When decolonization took root, the newly independent African states had to monopolize state functions almost immediately after the colonial authorities transferred power to local ruling elites. This led these leaders to use the media, including print, radio, and television, as tools of state and nation-building to create a type of power that had been unattainable during previous revolutions. In the postcolonial era, media control combined original projects of community building, such as large-scale language and literacy projects, with self-serving tactics to maintain the power of the few.

Until recently, the ability of African governments to regulate media outlets to ensure that they adhere to certain national standards seemed possible through coercion, cooperation or negotiation (with the exception of some international broadcasters). However, social networking platforms, which are extremely popular and evoke strong images of activism and competition tools, remain inaccessible to national authorities, thus undermining this control mechanism.

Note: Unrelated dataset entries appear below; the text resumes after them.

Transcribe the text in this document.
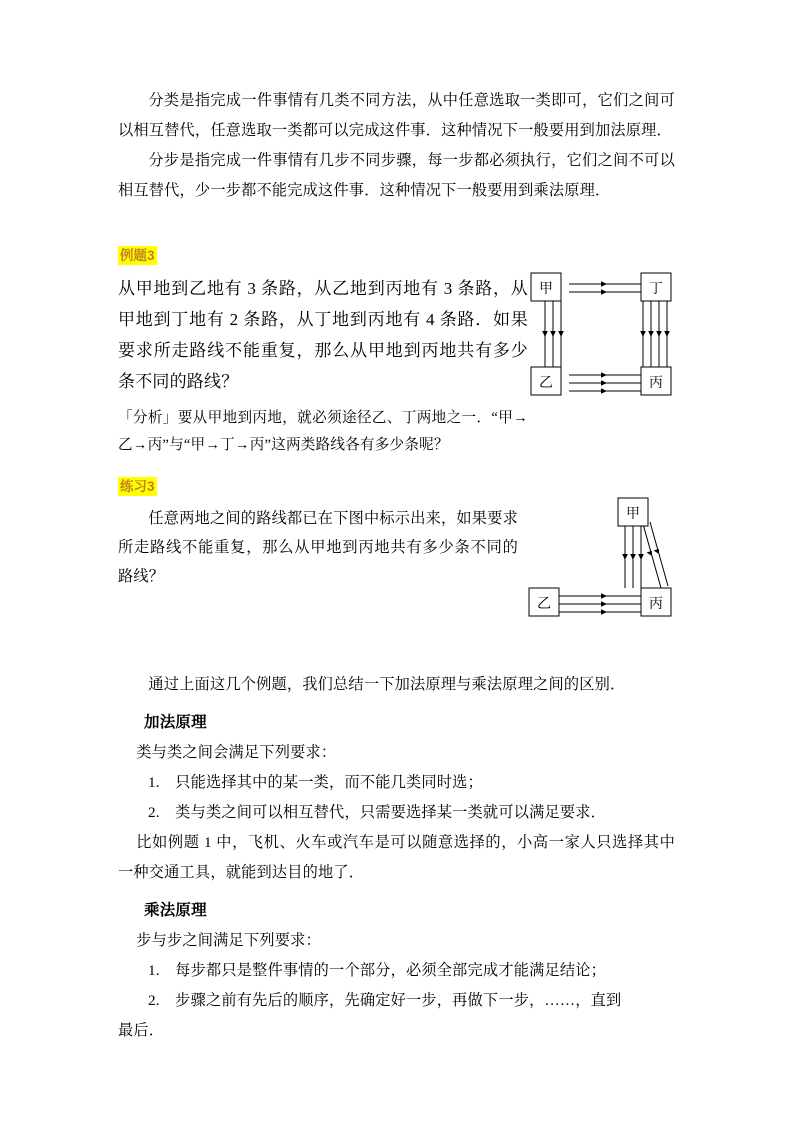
分类是指完成一件事情有几类不同方法，从中任意选取一类即可，它们之间可以相互替代，任意选取一类都可以完成这件事．这种情况下一般要用到加法原理．

分步是指完成一件事情有几步不同步骤，每一步都必须执行，它们之间不可以相互替代，少一步都不能完成这件事．这种情况下一般要用到乘法原理．

例题3

从甲地到乙地有 3 条路，从乙地到丙地有 3 条路，从甲地到丁地有 2 条路，从丁地到丙地有 4 条路．如果要求所走路线不能重复，那么从甲地到丙地共有多少条不同的路线？

「分析」要从甲地到丙地，就必须途径乙、丁两地之一．“甲→乙→丙”与“甲→丁→丙”这两类路线各有多少条呢？

甲	丁
乙	丙
练习3

任意两地之间的路线都已在下图中标示出来，如果要求所走路线不能重复，那么从甲地到丙地共有多少条不同的路线？

甲
乙	丙

通过上面这几个例题，我们总结一下加法原理与乘法原理之间的区别．

加法原理

类与类之间会满足下列要求：

1.　只能选择其中的某一类，而不能几类同时选；

2.　类与类之间可以相互替代，只需要选择某一类就可以满足要求．

比如例题 1 中，飞机、火车或汽车是可以随意选择的，小高一家人只选择其中一种交通工具，就能到达目的地了．

乘法原理

步与步之间满足下列要求：

1.　每步都只是整件事情的一个部分，必须全部完成才能满足结论；

2.　步骤之前有先后的顺序，先确定好一步，再做下一步，……，直到

最后．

Sankara’s pan-Africanism and Mbebe’s image of Africa’s networked sovereignty may provide a stronger and more lasting response to this loss of control and deep inequality. Facebook and Google are betting on the continent’s exponential growth in data use and production by funding two of the largest undersea cables off the coast of Africa. As a result, greater coordination and solidarity among African leaders and collectives – users, companies and entrepreneurs – can force powerful technological actors to sit at the same negotiating table. If regional cooperation institutions or the African Union could come up with joint guidelines for combating violent online speech, they could not only gain more leverage than the tech giants, but also push back against members who claim the shutdown is the cause. only the means available to stop violent or destabilizing speech.

Carnegie’s Digital Democracy Network is a global group of leading researchers and experts exploring the relationship between technology, politics, democracy and civil society. The network is dedicated to generating original analysis and enabling cross-regional information sharing to fill critical research and policy gaps.